Résultat de la tendance mise au jour plus tôt : le coût pour l'État de chaque acte bondit. Il s'agit du coût moyen, puisque chacun des actes médicaux a son propre tarif payé par la RAMQ.

Des médecins plus nombreux, des services qui ne le sont pas autant

L'ajout de médecins dans le réseau de la santé n'a pas eu pour effet de hausser les services dans des proportions équivalentes. Le nombre de médecins a grimpé de 17,5 %, alors que le nombre total d'actes a augmenté de façon trois fois moindre (5,7 %). On constate toutefois que la hausse du nombre d'actes en 2014 est la plus importante des dernières années.

La réaction d'un expert en quatre citations

« Les données que vous me décrivez, les données dont je dispose et les données de la Vérificatrice générale convergent : on paie plus, mais on n'en a pas plus. Il y a une tendance qui ne fait pas de doute. Au fond, on paie plus pour la même chose. »

« Je pense que c'est correct que les gens comprennent bien que l'argent qu'on a investi ne l'a pas été pour augmenter la quantité, la qualité, l'accessibilité des services. Il a été investi pour augmenter le prix moyen de l'acte, de façon à rémunérer les médecins à un niveau plus élevé. »

« À ma connaissance, toutes les analyses qui sont faites suggèrent que depuis 2008, on n'a pas d'augmentation significative du volume de soins. On a soit une légère baisse, soit une stagnation. Les dépenses de santé ont diminué dans tous les secteurs [en dollars constants], sauf dans la rémunération médicale. Comme société, on a mis toutes nos billes dans la rémunération médicale, et on l'a fait juste pour augmenter le prix. Le volume de services n'a pas bougé. Tout ça est factuel, et on ne peut pas vraiment le discuter. »

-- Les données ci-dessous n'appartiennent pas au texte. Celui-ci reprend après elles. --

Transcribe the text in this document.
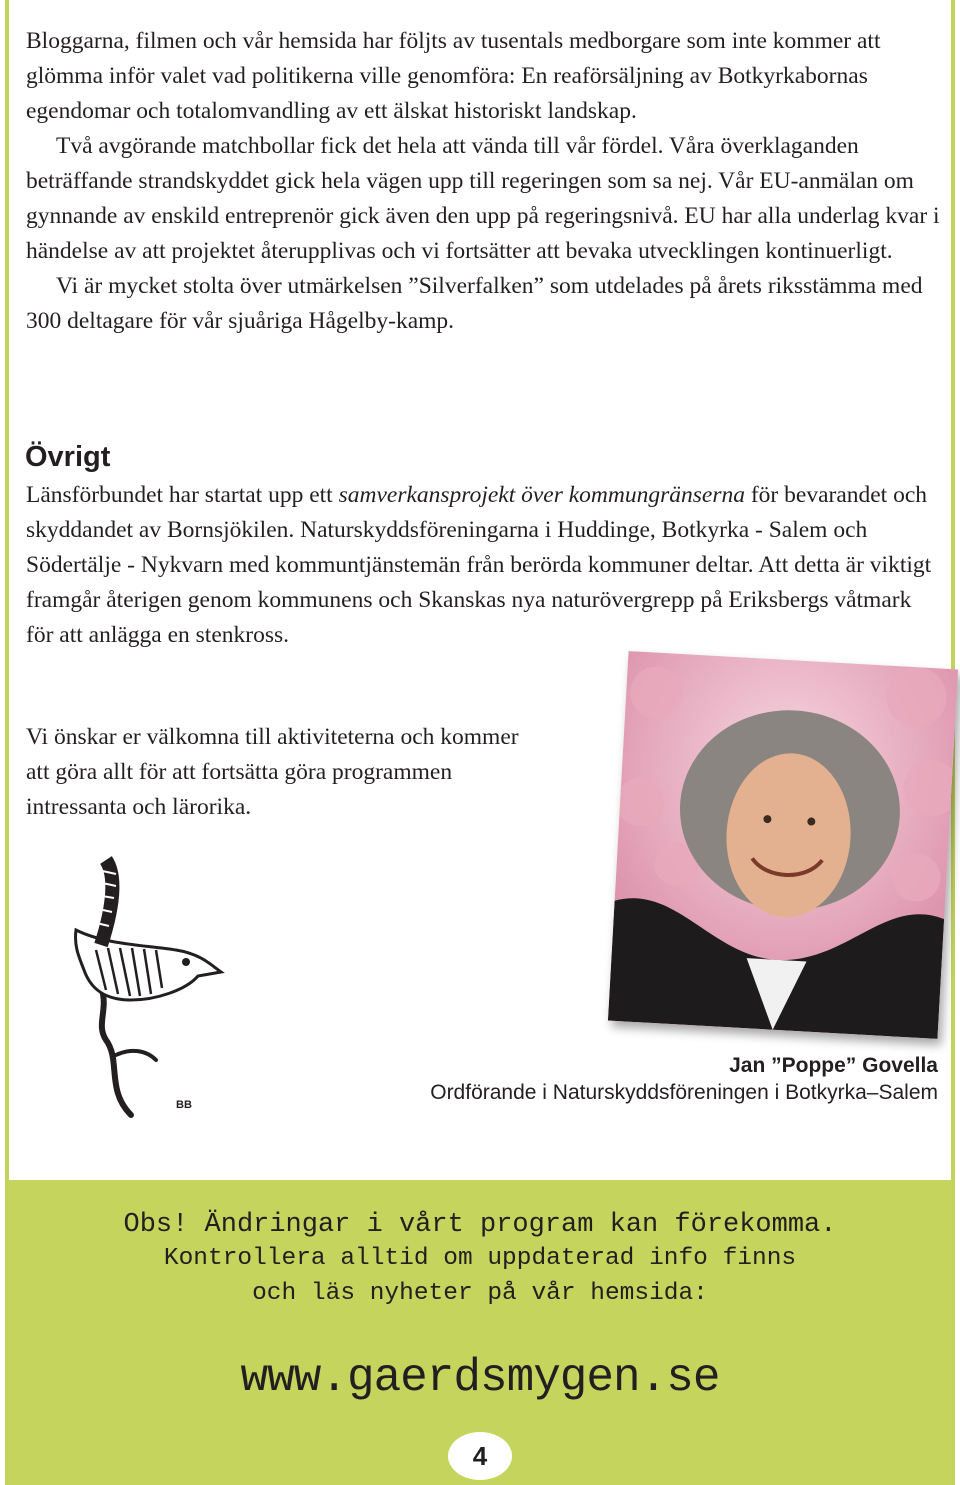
Bloggarna, filmen och vår hemsida har följts av tusentals medborgare som inte kommer att glömma inför valet vad politikerna ville genomföra: En reaförsäljning av Botkyrkabornas egendomar och totalomvandling av ett älskat historiskt landskap.

Två avgörande matchbollar fick det hela att vända till vår fördel. Våra överklaganden beträffande strandskyddet gick hela vägen upp till regeringen som sa nej. Vår EU-anmälan om gynnande av enskild entreprenör gick även den upp på regeringsnivå. EU har alla underlag kvar i händelse av att projektet återupplivas och vi fortsätter att bevaka utvecklingen kontinuerligt.

Vi är mycket stolta över utmärkelsen ”Silverfalken” som utdelades på årets riksstämma med 300 deltagare för vår sjuåriga Hågelby-kamp.

Övrigt

Länsförbundet har startat upp ett samverkansprojekt över kommungränserna för bevarandet och skyddandet av Bornsjökilen. Naturskyddsföreningarna i Huddinge, Botkyrka - Salem och Södertälje - Nykvarn med kommuntjänstemän från berörda kommuner deltar. Att detta är viktigt framgår återigen genom kommunens och Skanskas nya naturövergrepp på Eriksbergs våtmark för att anlägga en stenkross.

Vi önskar er välkomna till aktiviteterna och kommer att göra allt för att fortsätta göra programmen intressanta och lärorika.

BB

Jan ”Poppe” Govella

Ordförande i Naturskyddsföreningen i Botkyrka–Salem

Obs! Ändringar i vårt program kan förekomma.

Kontrollera alltid om uppdaterad info finns

och läs nyheter på vår hemsida:

www.gaerdsmygen.se

4
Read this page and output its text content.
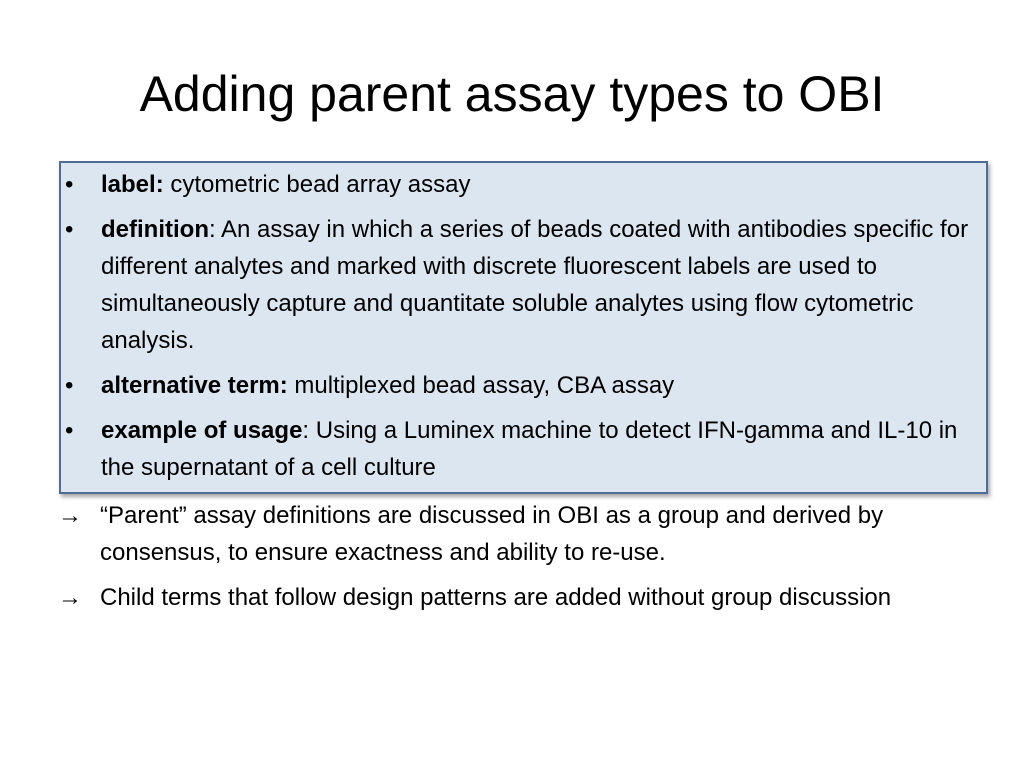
Adding parent assay types to OBI
• label: cytometric bead array assay
• definition: An assay in which a series of beads coated with antibodies specific for different analytes and marked with discrete fluorescent labels are used to simultaneously capture and quantitate soluble analytes using flow cytometric analysis.
• alternative term: multiplexed bead assay, CBA assay
• example of usage: Using a Luminex machine to detect IFN-gamma and IL-10 in the supernatant of a cell culture
→ “Parent” assay definitions are discussed in OBI as a group and derived by consensus, to ensure exactness and ability to re-use.
→ Child terms that follow design patterns are added without group discussion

« On a dit : nos médecins n'étaient pas assez payés avant, et on veut qu'ils gagnent plus d'argent. Maintenant, comme société, on se dit : est-ce que c'est une bonne idée ? C'est une question de valeurs sur laquelle on peut difficilement apporter une réponse absolue. [...] Pour être capables de porter un jugement pour savoir si la situation actuelle est satisfaisante ou préoccupante quant à la production de soins, on a besoin de données plus fines. Et on n'en a pas, c'est ça le problème. [...] Ça nous prend des organismes comme l'Institut national d'excellence en santé et services sociaux (INESSS) qui assume avec plus de vigueur son mandat, des ordres professionnels qui devraient avoir accès aux données de la RAMQ pour qu'ils essaient d'identifier les professionnels qui ont une pratique désirable et les professionnels qui ont une pratique qui est moins désirable et qu'ils interviennent à des fins de formation. À l'heure actuelle, la RAMQ ne le fait pas, les ordres professionnels n'ont pas accès aux données, et l'INESSS ne joue pas un rôle très proactif. »

- Damien Contandriopoulos, professeur à la faculté des sciences infirmières de l'Université de Montréal, chercheur à l'Institut de recherche en santé publique (UdeM), titulaire de la chaire de recherche Politiques Connaissances Santé (POCOSA), auteur d'études sur la rémunération des médecins

NOTE : Les données concernent la rémunération à l'acte à la fois pour les omnipraticiens et les spécialistes (la baisse du nombre d'actes par médecin s'observe principalement chez les omnipraticiens, selon M. Contandriopoulos). La rémunération à l'acte représente environ 80 % de la rémunération totale des médecins. Le reste est versé en forfaits, salaires ou honoraires forfaitaires.